Em sua coluna “Campo Neutro”, no Jornal do Brasil, o jornalista José Inácio Werneck observou de maneira muito precisa: "Faltou muita coisa à partida para justificar o recorde de renda, mas, por outro lado, não faltou nada. Um jogo em que obrigatoriamente se produzirá um campeão assume proporções dramáticas nos gestos mais simples (...) E na execução desses gestos, o Flamengo sempre me pareceu, embora um time de novatos, muito mais senhor de seus nervos do que o Vasco".


A taça foi levantada pelo capitão Luís Carlos, muito emocionado. Ele, cria de um Corinthians dos tempos da fila, levantava seu primeiro título da carreira depois de sete temporadas em branco no Parque São Jorge. O título também era a redenção de Joubert, alvo de muitas críticas da imprensa ao longo da campanha. E era a afirmação de Zico, o novo dono da 10. Aliás, a conquista premiava o trabalho de base feito no clube, revelando uma talentosíssima geração com vários nomes que marcariam época. E resgatava a velha garra rubro-negra!

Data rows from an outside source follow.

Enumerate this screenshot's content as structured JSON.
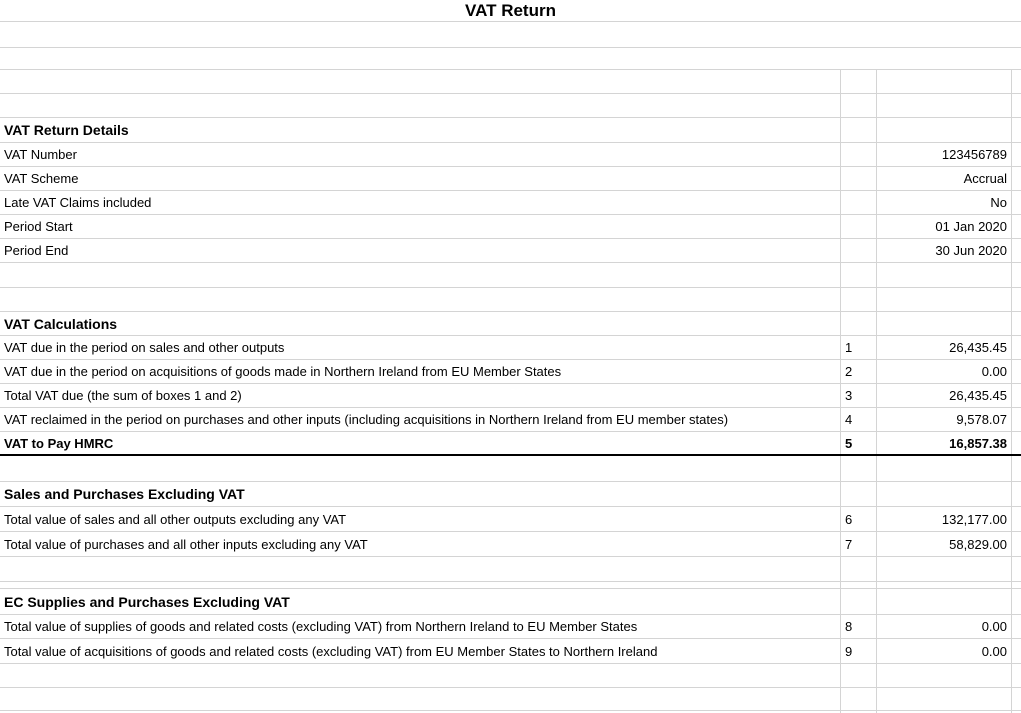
{
  "title": "VAT Return",
  "colors": {
    "grid": "#d4d4d4",
    "thick_border": "#000000",
    "text": "#000000",
    "background": "#ffffff"
  },
  "sections": [
    {
      "heading": "VAT Return Details",
      "rows": [
        {
          "label": "VAT Number",
          "box": "",
          "value": "123456789"
        },
        {
          "label": "VAT Scheme",
          "box": "",
          "value": "Accrual"
        },
        {
          "label": "Late VAT Claims included",
          "box": "",
          "value": "No"
        },
        {
          "label": "Period Start",
          "box": "",
          "value": "01 Jan 2020"
        },
        {
          "label": "Period End",
          "box": "",
          "value": "30 Jun 2020"
        }
      ]
    },
    {
      "heading": "VAT Calculations",
      "rows": [
        {
          "label": "VAT due in the period on sales and other outputs",
          "box": "1",
          "value": "26,435.45"
        },
        {
          "label": "VAT due in the period on acquisitions of goods made in Northern Ireland from EU Member States",
          "box": "2",
          "value": "0.00"
        },
        {
          "label": "Total VAT due (the sum of boxes 1 and 2)",
          "box": "3",
          "value": "26,435.45"
        },
        {
          "label": "VAT reclaimed in the period on purchases and other inputs (including acquisitions in Northern Ireland from EU member states)",
          "box": "4",
          "value": "9,578.07"
        },
        {
          "label": "VAT to Pay HMRC",
          "box": "5",
          "value": "16,857.38"
        }
      ]
    },
    {
      "heading": "Sales and Purchases Excluding VAT",
      "rows": [
        {
          "label": "Total value of sales and all other outputs excluding any VAT",
          "box": "6",
          "value": "132,177.00"
        },
        {
          "label": "Total value of purchases and all other inputs excluding any VAT",
          "box": "7",
          "value": "58,829.00"
        }
      ]
    },
    {
      "heading": "EC Supplies and Purchases Excluding VAT",
      "rows": [
        {
          "label": "Total value of supplies of goods and related costs (excluding VAT) from Northern Ireland to EU Member States",
          "box": "8",
          "value": "0.00"
        },
        {
          "label": "Total value of acquisitions of goods and related costs (excluding VAT) from EU Member States to Northern Ireland",
          "box": "9",
          "value": "0.00"
        }
      ]
    }
  ]
}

Na disputa com o classudo América e o tarimbado Vasco, pintados como dois bichos-papões antes do início do campeonato, quem levou a melhor foi a valente molecada rubro-negra, que não perdeu nenhuma vez para os dois rivais em oito confrontos pelo Carioca. Um time que, curiosamente, teve aproveitamento melhor nos clássicos (21 pontos em 28 possíveis, ou 75%) do que contra os pequenos (18 pontos em 26 possíveis, o que dá 69,2%). Mas que era honrosa, merecida e indiscutivelmente o último campeão do Estado da Guanabara!